Nightmare in Wichita
- Author: Robert Beattie
- Language: English
- Genre: True crime
- Publisher: Penguin Books
- Publication date: 2005
- Publication place: United States
- Published in English: 2005
- Pages: 352 pp
- ISBN: 0-451-21738-1

= Nightmare in Wichita =

2005 true crime book

Nightmare in Wichita: The Hunt for the BTK Strangler by lawyer Robert Beattie is a non-fiction book about a serial killer in Wichita, Kansas, known as the BTK Strangler. The book debuted at No. 4 on The New York Times bestseller list upon its April 2005 release.

Dennis Rader, a city compliance officer and church council president working in Park City, just north of Wichita, was ultimately arrested, charged and convicted of the crimes. Beattie, who lives in Wichita, compiled the book based on interviews with police officers and detectives familiar with the case. Rader's capture, on February 25, 2005, happened just as the book was in the final stages of editing. An addendum about Rader and his arrest was added before the book went to press.

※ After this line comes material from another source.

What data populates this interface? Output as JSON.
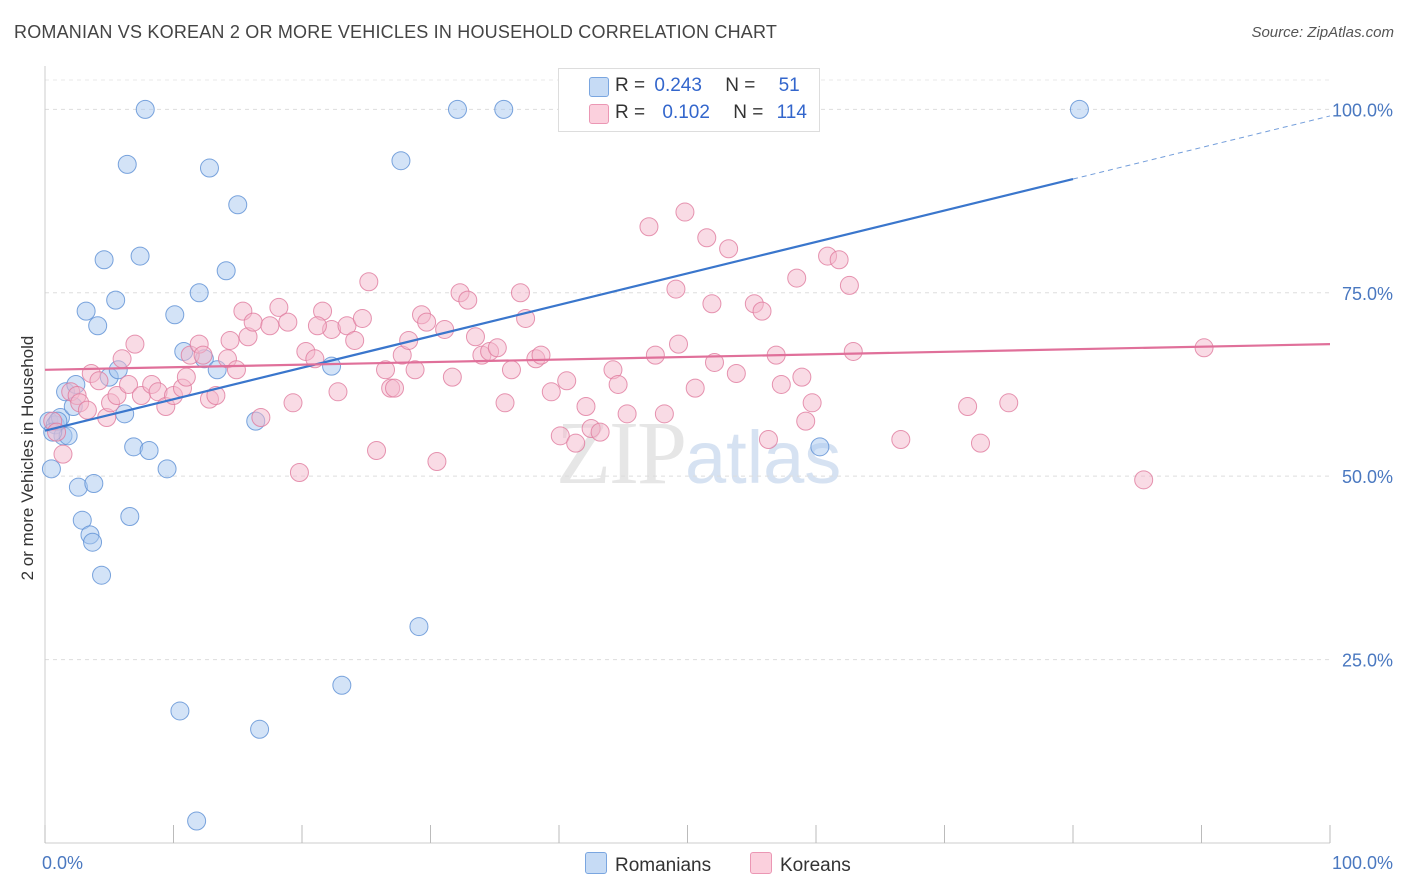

Many, including some Wichita police officers, have speculated that the fact that a book about BTK was being written was what caused the killer to reemerge in 2004, which led to his arrest the following year. Beattie researched the book for two years.

In its review, TruTV's "Crime Library" criticized the book for filling up "many, many pages with (the author's) meetings with various individuals that clearly interested Beattie, but are likely to bore readers." But the article also credited the book for including "quite a bit of detail that never got into the newspapers."